Occupation: County Commissioner, Registered Nurse
Endorsements: “The only endorsements I have sought are from the individual voters.”
Xpress: How would you cater to the needs of all county residents and represent different areas’ issues?
The question doesn’t accurately reflect how our government functions; I would be ridiculed if I didn’t point out that the premise is wrong. The government should be fair, and catering to “all county residents” is a terrible political lie. The chair moderates the meetings with an appropriate, limited amount of power. We always need to be respectful and considerate of taxpayers, their money and their intellect. Closed meetings and secret documents should be exceptionally rare and within the limit of state law. Some of the secret meetings are an insult to taxpayers’ intellects.
What direction would you take the county as chair?
We need to take a business approach: looking at the bottom line. Our decision-making should be deliberate: I’ve seen a hastiness in dealing with some of our business that we could avoid. The public should be given the opportunity for input, conducting meetings in a fair way and with as few “secret” minutes as possible.
Do you support giving companies economic incentives to relocate/expand in Buncombe County? Should companies receive economic incentives even if not all the jobs they provide pay a living wage?
The problem we face is this horrible game of incentives that’s allowed in our state. Not only are the jobs not always fair wage, quite often they aren’t for people from Buncombe County. Many businesses relocate some of their current employees to Buncombe County; we should put our residents first. We don’t require existing businesses here to provide a living wage, so it seems like a backdoor approach. The more important issue is actually employing local people, and if any preference of any kind is given, it should be given to a local company.
What neighborhood/area do you live in? What are those residents’ concerns?
I live in western Buncombe, and I work in both eastern and southern Buncombe. The residents share similar concerns about tax rates and the services they receive. Priorities are a problem, but they all want to feel like they’re getting fair value for their tax dollars.
Given the county’s financial state, would you consider raising property taxes in the next two years? Would you try to cut the budget? If so, in what areas?
We are faced with a system of misplaced priorities. I don’t think increased taxes are needed or wanted. If I’m faced with a budget shortfall, you have to cut spending before you raise taxes. I think we’ve done a good job in some areas lately, but we need to expand on that. This is such a popular question, it seems, with reporters, but I just don’t agree with the premise.

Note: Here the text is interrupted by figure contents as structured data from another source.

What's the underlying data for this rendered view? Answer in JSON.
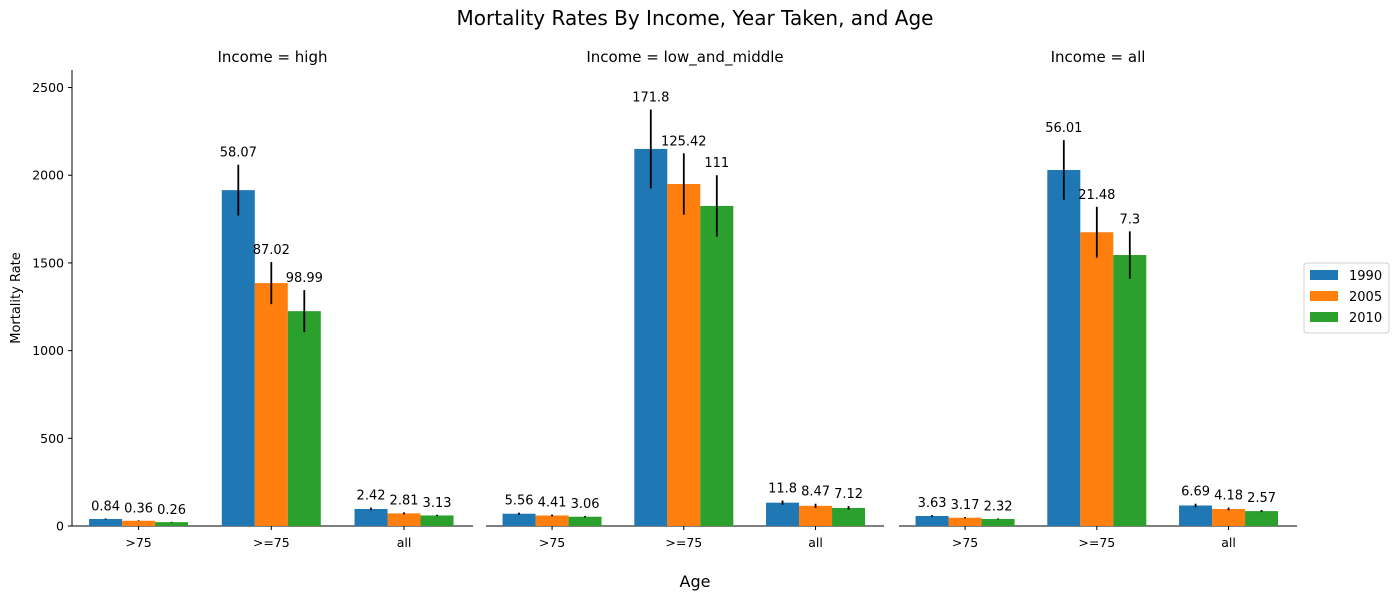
{
  "chart_data": {
    "type": "bar",
    "title": "Mortality Rates By Income, Year Taken, and Age",
    "xlabel": "Age",
    "ylabel": "Mortality Rate",
    "ylim": [
      0,
      2600
    ],
    "yticks": [
      0,
      500,
      1000,
      1500,
      2000,
      2500
    ],
    "grid": false,
    "legend_position": "right",
    "categories": [
      ">75",
      ">=75",
      "all"
    ],
    "series_names": [
      "1990",
      "2005",
      "2010"
    ],
    "colors": [
      "#1f77b4",
      "#ff7f0e",
      "#2ca02c"
    ],
    "panels": [
      {
        "title": "Income = high",
        "values": [
          [
            40,
            30,
            22
          ],
          [
            1915,
            1385,
            1225
          ],
          [
            97,
            72,
            60
          ]
        ],
        "errors": [
          [
            0.84,
            0.36,
            0.26
          ],
          [
            58.07,
            87.02,
            98.99
          ],
          [
            2.42,
            2.81,
            3.13
          ]
        ],
        "error_bars": [
          [
            3,
            2,
            2
          ],
          [
            145,
            120,
            120
          ],
          [
            8,
            6,
            4
          ]
        ]
      },
      {
        "title": "Income = low_and_middle",
        "values": [
          [
            70,
            60,
            53
          ],
          [
            2150,
            1950,
            1825
          ],
          [
            133,
            115,
            103
          ]
        ],
        "errors": [
          [
            5.56,
            4.41,
            3.06
          ],
          [
            171.8,
            125.42,
            111.0
          ],
          [
            11.8,
            8.47,
            7.12
          ]
        ],
        "error_bars": [
          [
            6,
            5,
            4
          ],
          [
            225,
            175,
            175
          ],
          [
            12,
            12,
            10
          ]
        ]
      },
      {
        "title": "Income = all",
        "values": [
          [
            57,
            47,
            40
          ],
          [
            2030,
            1675,
            1545
          ],
          [
            117,
            97,
            85
          ]
        ],
        "errors": [
          [
            3.63,
            3.17,
            2.32
          ],
          [
            56.01,
            21.48,
            7.3
          ],
          [
            6.69,
            4.18,
            2.57
          ]
        ],
        "error_bars": [
          [
            5,
            4,
            3
          ],
          [
            170,
            145,
            135
          ],
          [
            10,
            8,
            6
          ]
        ]
      }
    ]
  }
}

You’re sitting at the county’s annual budget meeting. All public safety and infrastructure needs have been addressed, and you have funding left for only two additional areas. Which two would you choose?
The premise is totally false. That’s not how our process works. There’s really not a meeting like this question references. If there’s a surplus, then you put it into savings to replace what the liberals have taken out. And then you cut taxes.
What do you bring to the table that your opponent can’t?
Results, period. Across-the-board results — and better hair. But the serious answer is across-the-board results.
What are three achievable goals that you would champion in the next two years?
Open meetings, open public records and lower taxes — all the things we’ve already tied into other answers.